When I was younger I owned a TSL100 for a while. A guy I knew sent me a few clips he'd recorded with his MG100 stack, and to be perfectly honest, they didn't sound THAT different from what I was able to record.
 
I'm not really that into the "Marshall sound" but I'll admit that for the price I think the larger MG's are a way better buy than the AVT's, which cost basically as much as a tube head, yet really only differ from the MG's by the inclusion of a single 12AX7, which isn't enough gain stages to provide a pure tube distortion, so you know it's mostly solid state anyway.

I really like those AVTs. Will post a clip later.
 
Further to the "cheap Marshall" dissin', the guitars in this were recorded with a Yamaha Pacifica, a Marshall AVT50 combo, Boss SD1 and CS3 in front, cheap sennheiser dynamic off axis in an untreated room. Didn't really mix anything as I'll probably use it as the basis of a full song. Usable results IMO.

www.soundclick.com/glasshouserecordings

"Blues Jam"
 
I'm not really that into the "Marshall sound" but I'll admit that for the price I think the larger MG's are a way better buy than the AVT's, which cost basically as much as a tube head, yet really only differ from the MG's by the inclusion of a single 12AX7, which isn't enough gain stages to provide a pure tube distortion, so you know it's mostly solid state anyway.

If you pay for an AVT what you'd pay for a tube head, then you're getting ripped off. I have an AVT head and it was about half the price of a Marshall tube head.
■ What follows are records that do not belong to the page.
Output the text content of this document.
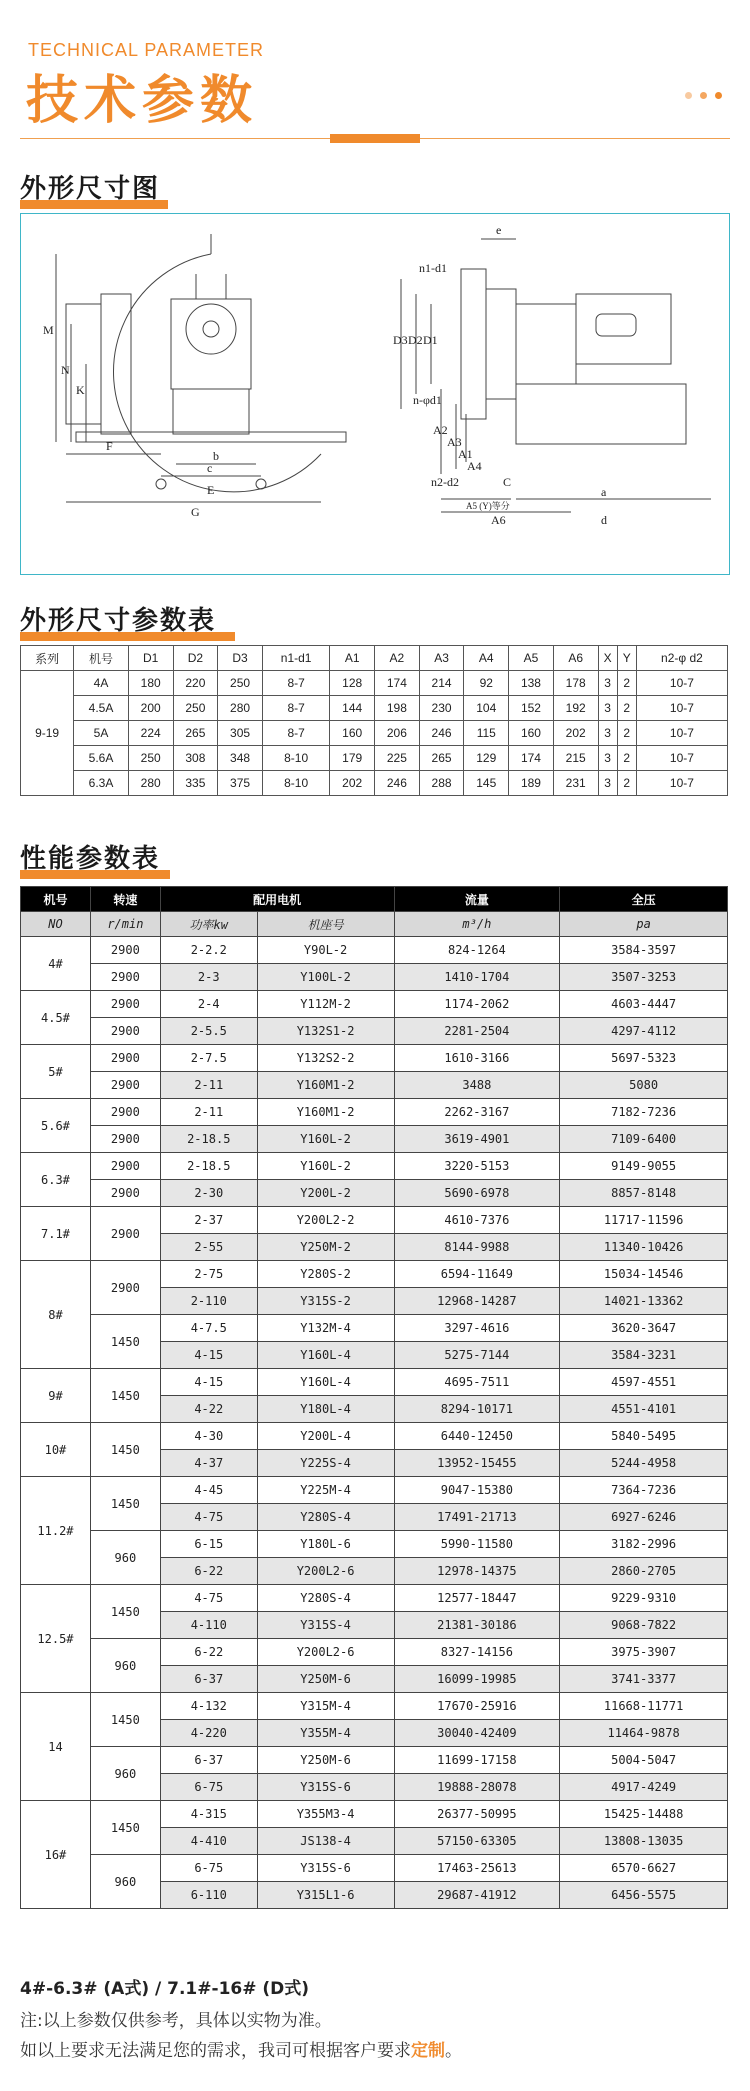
TECHNICAL PARAMETER
技术参数
外形尺寸图
M
N
K
F
b
c
E
G
e
n1-d1
D3 D2 D1
n-φd1
A2
A3
A1
A4
n2-d2	C
A5 (Y)等分
A6
a
d
外形尺寸参数表
系列	机号	D1	D2	D3	n1-d1	A1	A2	A3	A4	A5	A6	X	Y	n2-φ d2
9-19	4A	180	220	250	8-7	128	174	214	92	138	178	3	2	10-7
	4.5A	200	250	280	8-7	144	198	230	104	152	192	3	2	10-7
	5A	224	265	305	8-7	160	206	246	115	160	202	3	2	10-7
	5.6A	250	308	348	8-10	179	225	265	129	174	215	3	2	10-7
	6.3A	280	335	375	8-10	202	246	288	145	189	231	3	2	10-7
性能参数表
机号	转速	配用电机		流量	全压
NO	r/min	功率kw	机座号	m³/h	pa
4#	2900	2-2.2	Y90L-2	824-1264	3584-3597
	2900	2-3	Y100L-2	1410-1704	3507-3253
4.5#	2900	2-4	Y112M-2	1174-2062	4603-4447
	2900	2-5.5	Y132S1-2	2281-2504	4297-4112
5#	2900	2-7.5	Y132S2-2	1610-3166	5697-5323
	2900	2-11	Y160M1-2	3488	5080
5.6#	2900	2-11	Y160M1-2	2262-3167	7182-7236
	2900	2-18.5	Y160L-2	3619-4901	7109-6400
6.3#	2900	2-18.5	Y160L-2	3220-5153	9149-9055
	2900	2-30	Y200L-2	5690-6978	8857-8148
7.1#	2900	2-37	Y200L2-2	4610-7376	11717-11596
		2-55	Y250M-2	8144-9988	11340-10426
8#	2900	2-75	Y280S-2	6594-11649	15034-14546
		2-110	Y315S-2	12968-14287	14021-13362
	1450	4-7.5	Y132M-4	3297-4616	3620-3647
		4-15	Y160L-4	5275-7144	3584-3231
9#	1450	4-15	Y160L-4	4695-7511	4597-4551
		4-22	Y180L-4	8294-10171	4551-4101
10#	1450	4-30	Y200L-4	6440-12450	5840-5495
		4-37	Y225S-4	13952-15455	5244-4958
11.2#	1450	4-45	Y225M-4	9047-15380	7364-7236
		4-75	Y280S-4	17491-21713	6927-6246
	960	6-15	Y180L-6	5990-11580	3182-2996
		6-22	Y200L2-6	12978-14375	2860-2705
12.5#	1450	4-75	Y280S-4	12577-18447	9229-9310
		4-110	Y315S-4	21381-30186	9068-7822
	960	6-22	Y200L2-6	8327-14156	3975-3907
		6-37	Y250M-6	16099-19985	3741-3377
14	1450	4-132	Y315M-4	17670-25916	11668-11771
		4-220	Y355M-4	30040-42409	11464-9878
	960	6-37	Y250M-6	11699-17158	5004-5047
		6-75	Y315S-6	19888-28078	4917-4249
16#	1450	4-315	Y355M3-4	26377-50995	15425-14488
		4-410	JS138-4	57150-63305	13808-13035
	960	6-75	Y315S-6	17463-25613	6570-6627
		6-110	Y315L1-6	29687-41912	6456-5575
4#-6.3# (A式) / 7.1#-16# (D式)
注:以上参数仅供参考，具体以实物为准。
如以上要求无法满足您的需求，我司可根据客户要求定制。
I also think the distorted tone on the AVT heads sucks. The combos seem to be a bit better sounding. An MG sounds way better to my ears.

I don't know what happened to the valvestates. I have an old 8080 from like 1995, and that sounds great. I use it on all my recordings still. Why the hell they needed to change anything I don't know.
 
If you pay for an AVT what you'd pay for a tube head, then you're getting ripped off. I have an AVT head and it was about half the price of a Marshall tube head. I also think the distorted tone on the AVT heads sucks. The combos seem to be a bit better sounding. An MG sounds way better to my ears.

I don't know what happened to the valvestates. I have an old 8080 from like 1995, and that sounds great. I use it on all my recordings still. Why the hell they needed to change anything I don't know.

Are those the ones with the very burnished gold finish to the metal?